Few cases, if any, have captivated the nation quite like O.J. Simpson's. The now 70-year-old was released from prison earlier this week after spending nine years in the slammer on charges completely unrelated to the 1994 murders of his ex-wife Nicole Brown Simpson and her friend Ron Goldman — a crime he was tried for and ultimately acquitted of. Instead, he's been serving jail time for a 2007 armed robbery of a memorabilia dealer in Las Vegas.
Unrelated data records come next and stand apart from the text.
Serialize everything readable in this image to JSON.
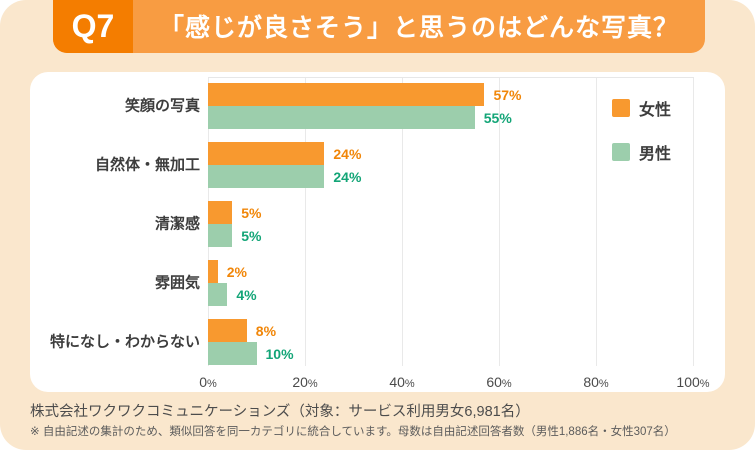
{
  "header": {
    "question_number": "Q7",
    "title": "「感じが良さそう」と思うのはどんな写真？"
  },
  "legend": {
    "female": "女性",
    "male": "男性"
  },
  "chart_data": {
    "type": "bar",
    "orientation": "horizontal",
    "title": "「感じが良さそう」と思うのはどんな写真？",
    "categories": [
      "笑顔の写真",
      "自然体・無加工",
      "清潔感",
      "雰囲気",
      "特になし・わからない"
    ],
    "series": [
      {
        "name": "女性",
        "color": "#F8992F",
        "label_color": "#F18608",
        "values": [
          57,
          24,
          5,
          2,
          8
        ]
      },
      {
        "name": "男性",
        "color": "#9CCEAC",
        "label_color": "#13A577",
        "values": [
          55,
          24,
          5,
          4,
          10
        ]
      }
    ],
    "value_suffix": "%",
    "x_ticks": [
      "0%",
      "20%",
      "40%",
      "60%",
      "80%",
      "100%"
    ],
    "xlim": [
      0,
      100
    ],
    "grid": "vertical",
    "legend_position": "top-right"
  },
  "footer": {
    "source": "株式会社ワクワクコミュニケーションズ（対象：サービス利用男女6,981名）",
    "note": "※ 自由記述の集計のため、類似回答を同一カテゴリに統合しています。母数は自由記述回答者数（男性1,886名・女性307名）"
  },
  "colors": {
    "background": "#FAE7CD",
    "banner": "#F89C42",
    "question_box": "#F47D00",
    "card": "#FFFFFF",
    "gridline": "#E9E9E9",
    "category_text": "#3D3D3D",
    "axis_text": "#4B4B4B"
  }
}
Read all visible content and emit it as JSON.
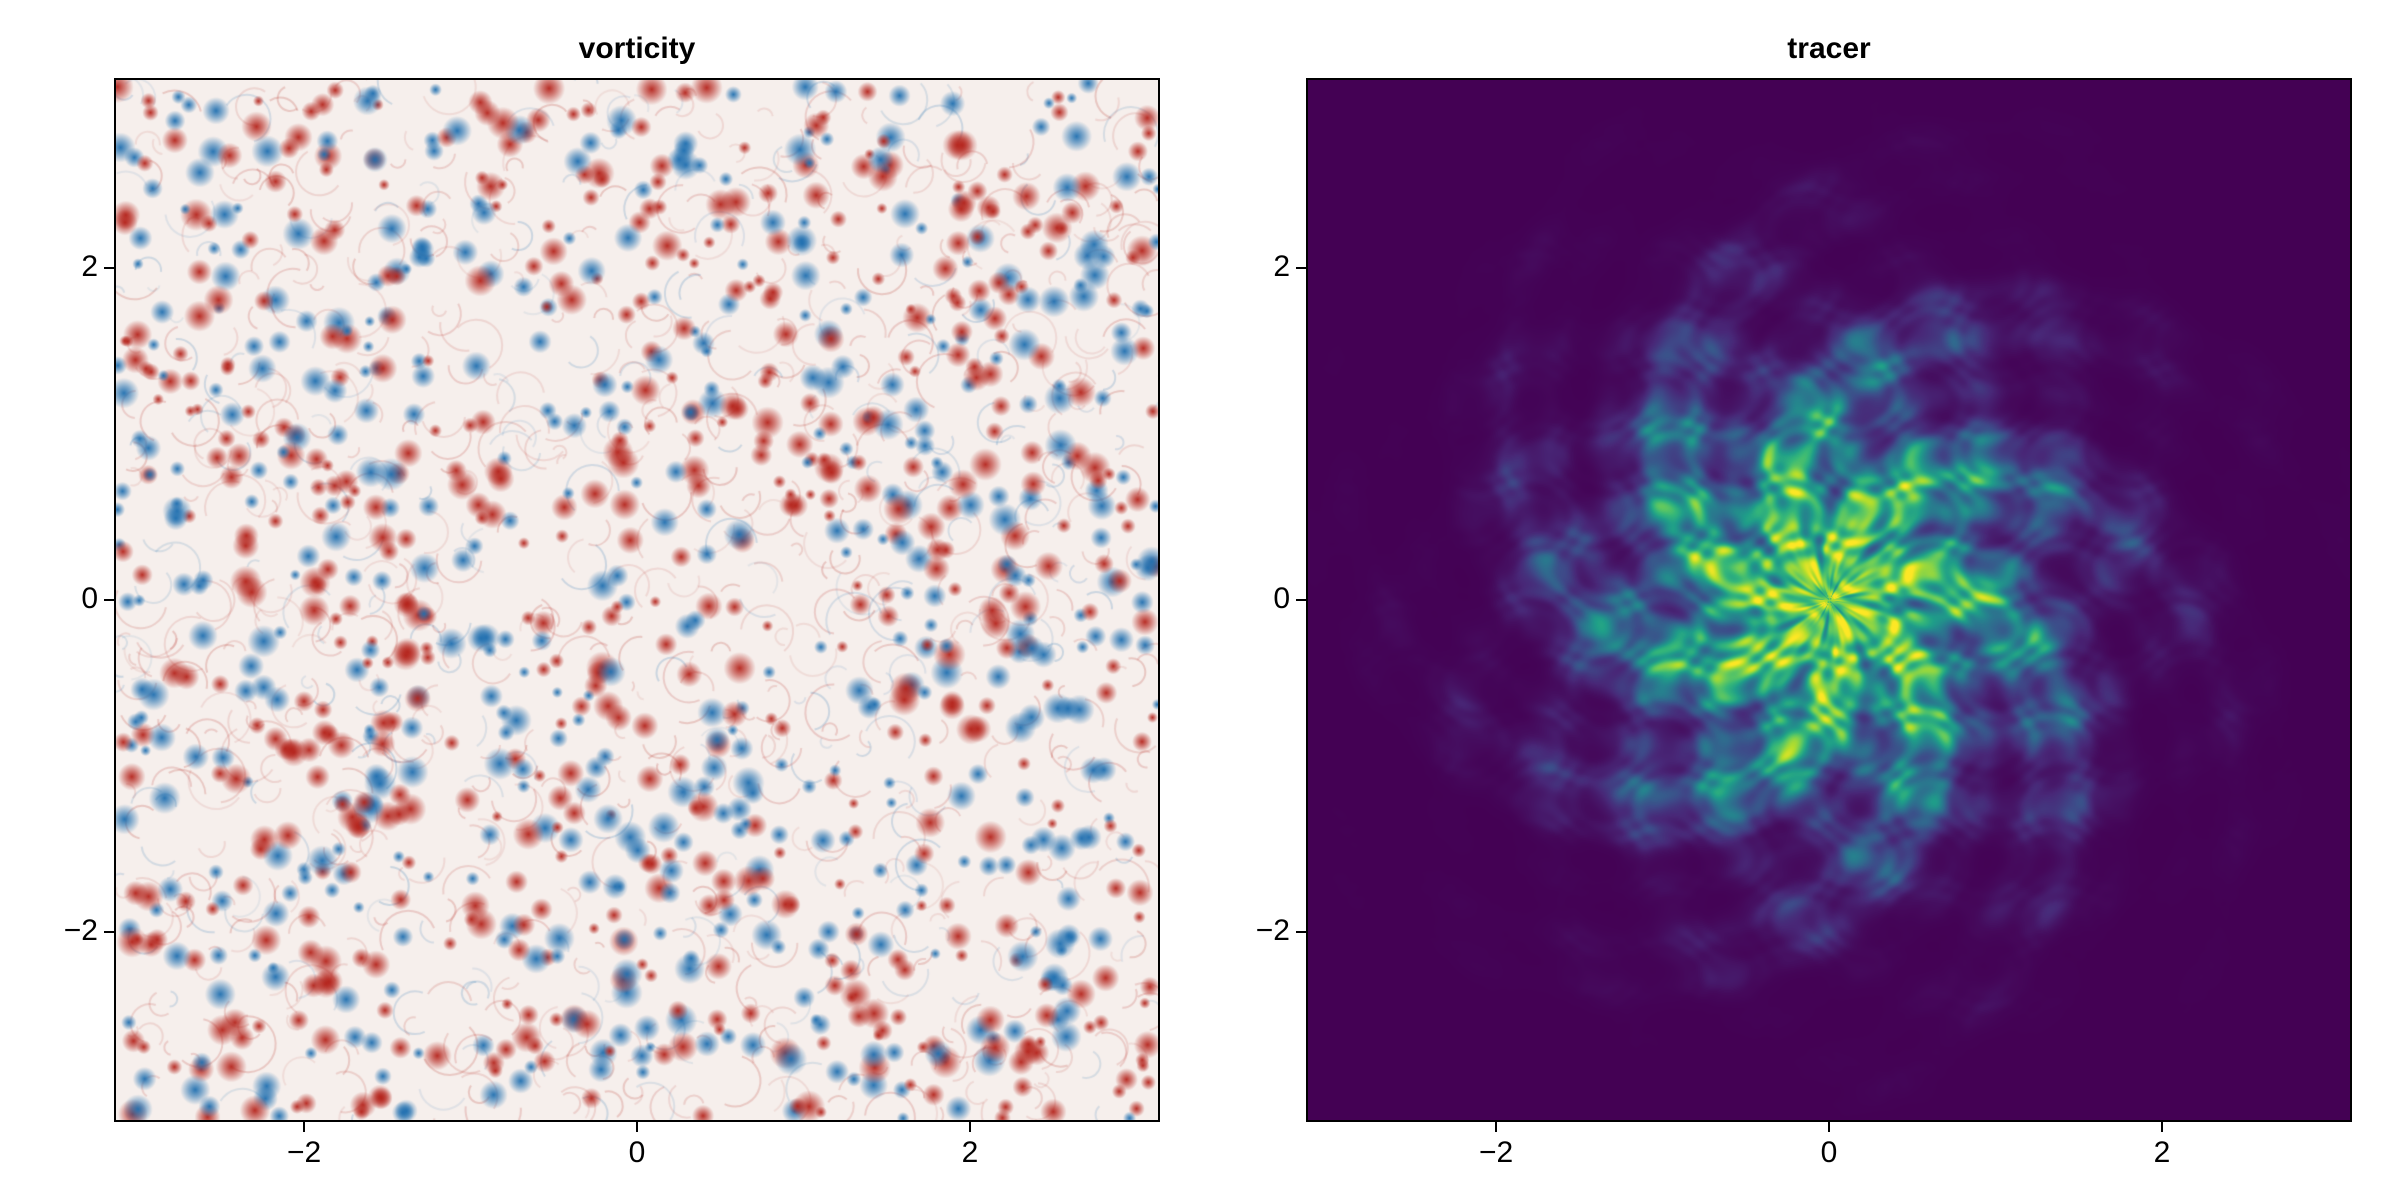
{
  "chart_data": [
    {
      "type": "heatmap",
      "title": "vorticity",
      "xlabel": "",
      "ylabel": "",
      "xlim": [
        -3.14159,
        3.14159
      ],
      "ylim": [
        -3.14159,
        3.14159
      ],
      "x_ticks": [
        -2,
        0,
        2
      ],
      "y_ticks": [
        -2,
        0,
        2
      ],
      "x_tick_labels": [
        "−2",
        "0",
        "2"
      ],
      "y_tick_labels": [
        "−2",
        "0",
        "2"
      ],
      "colormap": "balance",
      "colors": {
        "negative": "#1f6fb0",
        "zero": "#f6efec",
        "positive": "#b5241c"
      },
      "field_description": "many small positive (red) and negative (blue) vortices scattered uniformly over the domain",
      "grid": false
    },
    {
      "type": "heatmap",
      "title": "tracer",
      "xlabel": "",
      "ylabel": "",
      "xlim": [
        -3.14159,
        3.14159
      ],
      "ylim": [
        -3.14159,
        3.14159
      ],
      "x_ticks": [
        -2,
        0,
        2
      ],
      "y_ticks": [
        -2,
        0,
        2
      ],
      "x_tick_labels": [
        "−2",
        "0",
        "2"
      ],
      "y_tick_labels": [
        "−2",
        "0",
        "2"
      ],
      "colormap": "viridis",
      "colors": {
        "low": "#440154",
        "high": "#fde725"
      },
      "field_description": "filamented tracer blob centred near (0, 0) with radius about 1.8, peak values near the centre",
      "blob_center": [
        0.0,
        0.0
      ],
      "blob_radius": 1.8,
      "grid": false
    }
  ]
}
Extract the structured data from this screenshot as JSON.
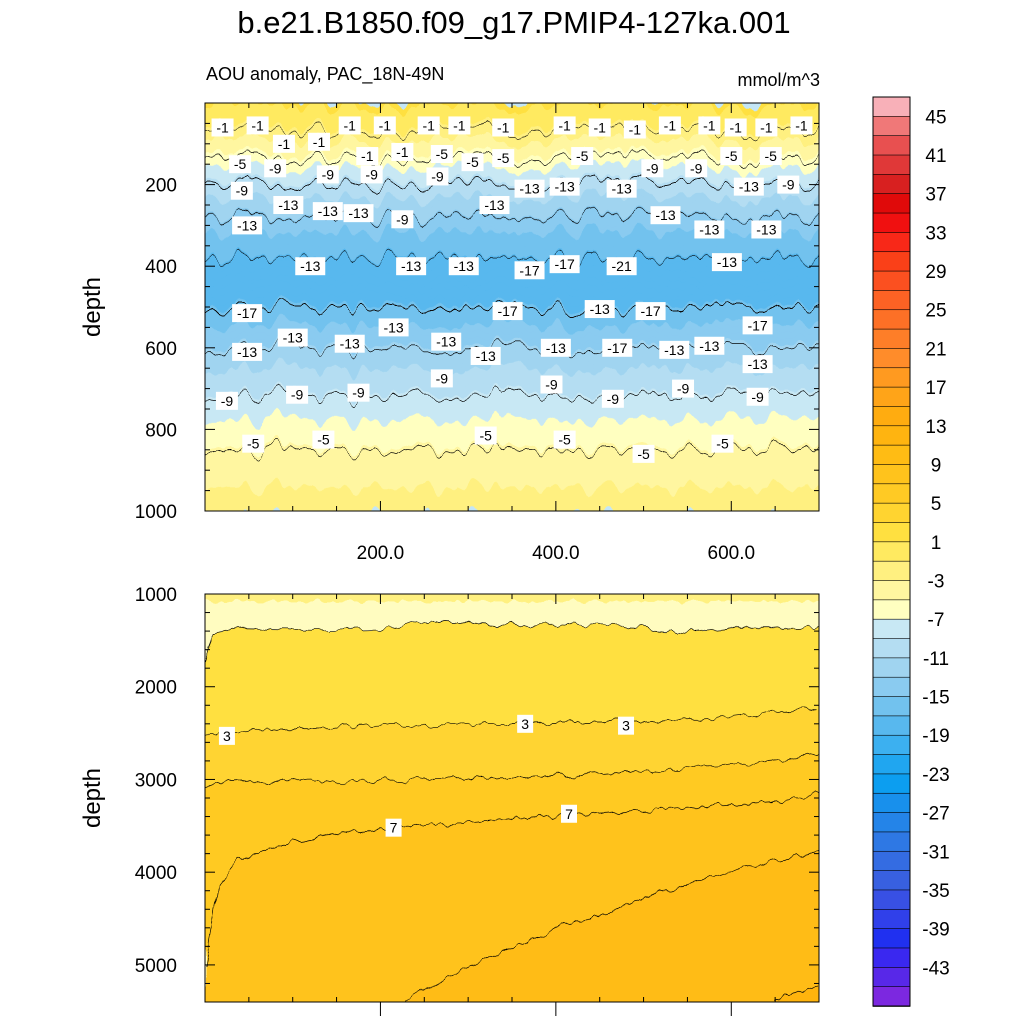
{
  "chart_data": [
    {
      "type": "contour",
      "panel": "upper",
      "title": "b.e21.B1850.f09_g17.PMIP4-127ka.001",
      "subtitle_left": "AOU anomaly, PAC_18N-49N",
      "subtitle_right": "mmol/m^3",
      "xlabel": "",
      "ylabel": "depth",
      "xlim": [
        0,
        700
      ],
      "ylim": [
        0,
        1000
      ],
      "yreversed": true,
      "xticks": [
        200,
        400,
        600
      ],
      "xtick_labels": [
        "200.0",
        "400.0",
        "600.0"
      ],
      "yticks": [
        200,
        400,
        600,
        800,
        1000
      ],
      "ytick_labels": [
        "200",
        "400",
        "600",
        "800",
        "1000"
      ],
      "depth_profile": {
        "depth": [
          0,
          50,
          120,
          200,
          300,
          420,
          500,
          600,
          700,
          780,
          850,
          950,
          1000
        ],
        "value": [
          1.5,
          0,
          -4,
          -9,
          -14,
          -18.5,
          -17,
          -13,
          -9.5,
          -7,
          -5,
          -3,
          -1.5
        ]
      },
      "contour_labels": [
        {
          "text": "-1",
          "x": 20,
          "y": 60
        },
        {
          "text": "-1",
          "x": 60,
          "y": 55
        },
        {
          "text": "-1",
          "x": 90,
          "y": 100
        },
        {
          "text": "-1",
          "x": 130,
          "y": 95
        },
        {
          "text": "-1",
          "x": 165,
          "y": 55
        },
        {
          "text": "-1",
          "x": 185,
          "y": 130
        },
        {
          "text": "-1",
          "x": 205,
          "y": 55
        },
        {
          "text": "-1",
          "x": 225,
          "y": 120
        },
        {
          "text": "-1",
          "x": 255,
          "y": 55
        },
        {
          "text": "-1",
          "x": 290,
          "y": 55
        },
        {
          "text": "-1",
          "x": 340,
          "y": 60
        },
        {
          "text": "-1",
          "x": 410,
          "y": 55
        },
        {
          "text": "-1",
          "x": 450,
          "y": 60
        },
        {
          "text": "-1",
          "x": 490,
          "y": 65
        },
        {
          "text": "-1",
          "x": 530,
          "y": 55
        },
        {
          "text": "-1",
          "x": 575,
          "y": 55
        },
        {
          "text": "-1",
          "x": 605,
          "y": 60
        },
        {
          "text": "-1",
          "x": 640,
          "y": 60
        },
        {
          "text": "-1",
          "x": 680,
          "y": 55
        },
        {
          "text": "-5",
          "x": 40,
          "y": 150
        },
        {
          "text": "-5",
          "x": 270,
          "y": 125
        },
        {
          "text": "-5",
          "x": 305,
          "y": 145
        },
        {
          "text": "-5",
          "x": 340,
          "y": 135
        },
        {
          "text": "-5",
          "x": 430,
          "y": 130
        },
        {
          "text": "-5",
          "x": 600,
          "y": 130
        },
        {
          "text": "-5",
          "x": 645,
          "y": 130
        },
        {
          "text": "-9",
          "x": 80,
          "y": 160
        },
        {
          "text": "-9",
          "x": 140,
          "y": 175
        },
        {
          "text": "-9",
          "x": 190,
          "y": 175
        },
        {
          "text": "-9",
          "x": 265,
          "y": 180
        },
        {
          "text": "-9",
          "x": 510,
          "y": 160
        },
        {
          "text": "-9",
          "x": 560,
          "y": 160
        },
        {
          "text": "-9",
          "x": 665,
          "y": 200
        },
        {
          "text": "-9",
          "x": 225,
          "y": 285
        },
        {
          "text": "-9",
          "x": 42,
          "y": 215
        },
        {
          "text": "-13",
          "x": 95,
          "y": 250
        },
        {
          "text": "-13",
          "x": 140,
          "y": 265
        },
        {
          "text": "-13",
          "x": 175,
          "y": 270
        },
        {
          "text": "-13",
          "x": 330,
          "y": 250
        },
        {
          "text": "-13",
          "x": 370,
          "y": 210
        },
        {
          "text": "-13",
          "x": 410,
          "y": 205
        },
        {
          "text": "-13",
          "x": 475,
          "y": 210
        },
        {
          "text": "-13",
          "x": 525,
          "y": 275
        },
        {
          "text": "-13",
          "x": 575,
          "y": 310
        },
        {
          "text": "-13",
          "x": 620,
          "y": 205
        },
        {
          "text": "-13",
          "x": 640,
          "y": 310
        },
        {
          "text": "-13",
          "x": 48,
          "y": 300
        },
        {
          "text": "-13",
          "x": 120,
          "y": 400
        },
        {
          "text": "-13",
          "x": 235,
          "y": 400
        },
        {
          "text": "-13",
          "x": 295,
          "y": 400
        },
        {
          "text": "-13",
          "x": 595,
          "y": 390
        },
        {
          "text": "-13",
          "x": 450,
          "y": 505
        },
        {
          "text": "-13",
          "x": 100,
          "y": 575
        },
        {
          "text": "-13",
          "x": 165,
          "y": 590
        },
        {
          "text": "-13",
          "x": 215,
          "y": 550
        },
        {
          "text": "-13",
          "x": 275,
          "y": 585
        },
        {
          "text": "-13",
          "x": 320,
          "y": 620
        },
        {
          "text": "-13",
          "x": 400,
          "y": 600
        },
        {
          "text": "-13",
          "x": 535,
          "y": 605
        },
        {
          "text": "-13",
          "x": 575,
          "y": 595
        },
        {
          "text": "-13",
          "x": 48,
          "y": 610
        },
        {
          "text": "-13",
          "x": 630,
          "y": 640
        },
        {
          "text": "-17",
          "x": 370,
          "y": 410
        },
        {
          "text": "-17",
          "x": 410,
          "y": 395
        },
        {
          "text": "-17",
          "x": 345,
          "y": 510
        },
        {
          "text": "-17",
          "x": 508,
          "y": 510
        },
        {
          "text": "-17",
          "x": 470,
          "y": 600
        },
        {
          "text": "-17",
          "x": 48,
          "y": 515
        },
        {
          "text": "-17",
          "x": 630,
          "y": 545
        },
        {
          "text": "-21",
          "x": 475,
          "y": 400
        },
        {
          "text": "-9",
          "x": 25,
          "y": 730
        },
        {
          "text": "-9",
          "x": 105,
          "y": 715
        },
        {
          "text": "-9",
          "x": 175,
          "y": 710
        },
        {
          "text": "-9",
          "x": 270,
          "y": 675
        },
        {
          "text": "-9",
          "x": 395,
          "y": 690
        },
        {
          "text": "-9",
          "x": 465,
          "y": 725
        },
        {
          "text": "-9",
          "x": 545,
          "y": 700
        },
        {
          "text": "-9",
          "x": 630,
          "y": 720
        },
        {
          "text": "-5",
          "x": 55,
          "y": 835
        },
        {
          "text": "-5",
          "x": 135,
          "y": 825
        },
        {
          "text": "-5",
          "x": 320,
          "y": 815
        },
        {
          "text": "-5",
          "x": 410,
          "y": 825
        },
        {
          "text": "-5",
          "x": 500,
          "y": 860
        },
        {
          "text": "-5",
          "x": 590,
          "y": 835
        }
      ]
    },
    {
      "type": "contour",
      "panel": "lower",
      "xlabel": "",
      "ylabel": "depth",
      "xlim": [
        0,
        700
      ],
      "ylim": [
        1000,
        5400
      ],
      "yreversed": true,
      "yticks": [
        1000,
        2000,
        3000,
        4000,
        5000
      ],
      "ytick_labels": [
        "1000",
        "2000",
        "3000",
        "4000",
        "5000"
      ],
      "contours": [
        {
          "level": 1,
          "x": [
            0,
            10,
            40,
            120,
            210,
            260,
            330,
            400,
            470,
            520,
            560,
            600,
            650,
            700
          ],
          "depth": [
            1750,
            1420,
            1380,
            1390,
            1370,
            1280,
            1330,
            1320,
            1350,
            1380,
            1420,
            1380,
            1380,
            1350
          ]
        },
        {
          "level": 3,
          "x": [
            0,
            30,
            100,
            200,
            300,
            400,
            500,
            600,
            700
          ],
          "depth": [
            2520,
            2470,
            2440,
            2420,
            2400,
            2380,
            2380,
            2330,
            2220
          ]
        },
        {
          "level": 5,
          "x": [
            0,
            50,
            150,
            250,
            350,
            450,
            550,
            650,
            700
          ],
          "depth": [
            3050,
            3030,
            3020,
            3000,
            2980,
            2930,
            2880,
            2800,
            2720
          ]
        },
        {
          "level": 7,
          "x": [
            0,
            15,
            40,
            90,
            160,
            260,
            360,
            460,
            560,
            660,
            700
          ],
          "depth": [
            5000,
            4150,
            3850,
            3700,
            3580,
            3500,
            3420,
            3350,
            3300,
            3230,
            3150
          ]
        },
        {
          "level": 9,
          "x": [
            225,
            300,
            400,
            500,
            600,
            700
          ],
          "depth": [
            5400,
            5020,
            4620,
            4280,
            4000,
            3770
          ]
        },
        {
          "level": 11,
          "x": [
            645,
            700
          ],
          "depth": [
            5400,
            5200
          ]
        }
      ],
      "contour_labels": [
        {
          "text": "3",
          "x": 25,
          "y": 2530
        },
        {
          "text": "3",
          "x": 365,
          "y": 2400
        },
        {
          "text": "3",
          "x": 480,
          "y": 2420
        },
        {
          "text": "7",
          "x": 215,
          "y": 3520
        },
        {
          "text": "7",
          "x": 415,
          "y": 3370
        }
      ]
    }
  ],
  "colorbar": {
    "levels": [
      -45,
      -43,
      -41,
      -39,
      -37,
      -35,
      -33,
      -31,
      -29,
      -27,
      -25,
      -23,
      -21,
      -19,
      -17,
      -15,
      -13,
      -11,
      -9,
      -7,
      -5,
      -3,
      -1,
      1,
      3,
      5,
      7,
      9,
      11,
      13,
      15,
      17,
      19,
      21,
      23,
      25,
      27,
      29,
      31,
      33,
      35,
      37,
      39,
      41,
      43,
      45
    ],
    "tick_labels": [
      "45",
      "41",
      "37",
      "33",
      "29",
      "25",
      "21",
      "17",
      "13",
      "9",
      "5",
      "1",
      "-3",
      "-7",
      "-11",
      "-15",
      "-19",
      "-23",
      "-27",
      "-31",
      "-35",
      "-39",
      "-43"
    ],
    "colors": [
      "#f8b0b8",
      "#f07878",
      "#e85050",
      "#e03838",
      "#d82020",
      "#e00a0a",
      "#f01010",
      "#f82818",
      "#fa4018",
      "#fb5020",
      "#fc6224",
      "#fd7026",
      "#fe7e28",
      "#ff8c2a",
      "#ff9a20",
      "#ffa418",
      "#ffac10",
      "#ffb410",
      "#ffbc14",
      "#ffc31c",
      "#ffca24",
      "#ffd430",
      "#ffe040",
      "#ffea60",
      "#fff080",
      "#fff6a0",
      "#ffffc0",
      "#c8e8f4",
      "#b4ddf2",
      "#a0d4f0",
      "#8acbf0",
      "#72c2ee",
      "#58b8ee",
      "#3cb0f0",
      "#20a6f0",
      "#0c9ef0",
      "#1890ec",
      "#2484e8",
      "#2e78e4",
      "#346ce2",
      "#3860e0",
      "#3850e4",
      "#3040ea",
      "#2030f0",
      "#3a28f0",
      "#5828e8",
      "#7c28e0"
    ]
  }
}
Yet despite the media frenzy surrounding his crimes, traditional outlets and advertisers aren't biting for his first post-prison interview. The disgraced NFL star is seeking seven figures and celebrity reputation expert, Eric Schiffer, claims much of the media's hesitation has to do with his trustworthiness. He exclusively told In Touch, "He has so crushed his credibility that it would require a biblical miracle for him to be trusted or respected in these types of scenarios."
O.J. signs paperwork before his release from Lovelock Correctional Center on Sept. 30, 2017. (Photo Credit: Getty Images)
Yet even if "The Juice" could be persuaded to do an interview for free, the ethics surrounding giving him a platform would likely be controversial. According to The Hollywood Reporter, "If an interview aired as part of the lineup on a news program like Today or 48 Hours, it would not automatically lead to an advertiser exodus. But, says one media buyer, 'if any anti-O.J. sentiment starts, I could see people pulling away.'" One TV news veteran added, "It is treacherous." Another chimed in, not with a "10-foot pole."
Media consultant Bill Carroll noted, "From a news perspective, it's probably a get." He added, "From an advertiser's perspective, it's something that most, if not all, advertisers would stay away from."